Hutama Karya Percepat Perbaikan Tol Binjai–Langsa Usai Bencana
- account_circle syaiful amri
- calendar_month Sen, 12 Jan 2026
- comment 0 komentar

PT Hutama Karya (Persero) (Hutama Karya) segera memberlakukan tarif pada 2 ruas Jalan Tol Trans Sumatera (JTTS), yaitu Ruas Binjai – Langsa Seksi 3 (Tanjung Pura – Pangkalan Brandan) sepanjang 18,85 km serta Junction Palembang Ramp 2 (Kayu Agung – Indralaya) dan Ramp 3 (Indralaya – Kayu Agung) sepanjang 2,46 Km. (Dok. Hutama Karya)
JAMBISNIS.COM – PT Hutama Karya (Persero) mempercepat proses pemeliharaan dan perbaikan Jalan Tol Binjai–Langsa pasca bencana alam yang terjadi di sejumlah titik. Langkah ini dilakukan untuk memastikan keselamatan, keamanan, dan kenyamanan pengguna jalan tol dapat kembali terjaga secara optimal. Pemeliharaan infrastruktur difokuskan pada pemulihan kondisi jalan yang terdampak agar fungsi layanan Tol Binjai–Langsa kembali normal. Beberapa titik pekerjaan meliputi KM 69+400 hingga KM 69+500 Jalur B (arah Langsa–Binjai), KM 33+350 hingga KM 34+000 Jalur A (arah Binjai–Langsa), serta KM 36+000 hingga KM 37+000 dan KM 37+000 Jalur B.
Dalam proses perbaikan tersebut, Hutama Karya menerapkan berbagai metode teknis, mulai dari perbaikan drainase beton (u-ditch) dan saluran tepi, penimbunan dan perapihan badan jalan, hingga perkuatan struktur menggunakan box beton dan geotextile.
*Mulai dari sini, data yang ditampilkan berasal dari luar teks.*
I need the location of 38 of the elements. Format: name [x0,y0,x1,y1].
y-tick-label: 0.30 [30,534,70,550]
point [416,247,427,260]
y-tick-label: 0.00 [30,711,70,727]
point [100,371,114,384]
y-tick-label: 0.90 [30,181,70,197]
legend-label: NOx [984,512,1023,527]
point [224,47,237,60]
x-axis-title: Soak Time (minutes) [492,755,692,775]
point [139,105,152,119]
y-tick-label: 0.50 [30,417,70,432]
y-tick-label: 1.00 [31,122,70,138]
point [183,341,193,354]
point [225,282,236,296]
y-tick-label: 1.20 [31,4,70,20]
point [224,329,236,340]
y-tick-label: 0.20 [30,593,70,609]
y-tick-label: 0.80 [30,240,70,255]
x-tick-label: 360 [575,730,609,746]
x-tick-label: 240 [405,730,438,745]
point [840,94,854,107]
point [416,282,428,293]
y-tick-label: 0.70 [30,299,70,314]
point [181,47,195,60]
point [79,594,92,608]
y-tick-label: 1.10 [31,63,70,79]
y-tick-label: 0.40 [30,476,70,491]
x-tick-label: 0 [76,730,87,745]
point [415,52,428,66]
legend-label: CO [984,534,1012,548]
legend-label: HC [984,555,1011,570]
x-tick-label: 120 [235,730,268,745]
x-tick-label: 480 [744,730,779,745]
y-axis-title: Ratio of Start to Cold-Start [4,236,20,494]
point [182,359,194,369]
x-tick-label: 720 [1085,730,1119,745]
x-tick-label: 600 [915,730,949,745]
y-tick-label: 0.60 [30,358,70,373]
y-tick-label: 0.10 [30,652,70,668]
Selain itu, dilakukan pula penimbunan lereng, pemadatan ulang, metode solid sodding, serta pemasangan steel sheet pile guna menjaga stabilitas konstruksi jalan tol.
Executive Vice President (EVP) Sekretaris Perusahaan Hutama Karya, Mardiansyah, menegaskan seluruh pekerjaan ditargetkan rampung paling lambat 20 Januari 2026 dengan tetap mengedepankan aspek keselamatan.
“Target kami seluruh pekerjaan selesai paling lambat 20 Januari 2026, dengan tetap mengutamakan keselamatan pengguna jalan dan petugas di lapangan,” ujar Mardiansyah dalam keterangan tertulis, Senin (12/1/2026).
Selama proses pemeliharaan berlangsung, Hutama Karya menerapkan pengaturan lalu lintas di sekitar area pekerjaan, dilengkapi dengan rambu peringatan dan informasi berkala melalui Variable Message Sign (VMS) serta kanal komunikasi resmi perusahaan.
Seluruh kegiatan dilakukan sesuai standar keselamatan kerja jalan tol, termasuk pengamanan area kerja agar dampak terhadap kelancaran lalu lintas tetap terkendali. Perusahaan juga mengoptimalkan tim inspeksi dan respons cepat untuk mengantisipasi potensi kerusakan lanjutan, khususnya di titik rawan pasca bencana.
Hutama Karya pun menyampaikan permohonan maaf kepada pengguna jalan atas ketidaknyamanan yang mungkin terjadi selama proses pemeliharaan.
“Kami mengimbau pengguna jalan agar tetap berhati-hati, mematuhi rambu lalu lintas dan arahan petugas, serta menyesuaikan kecepatan saat melintas di area pekerjaan,” tutup Mardiansyah.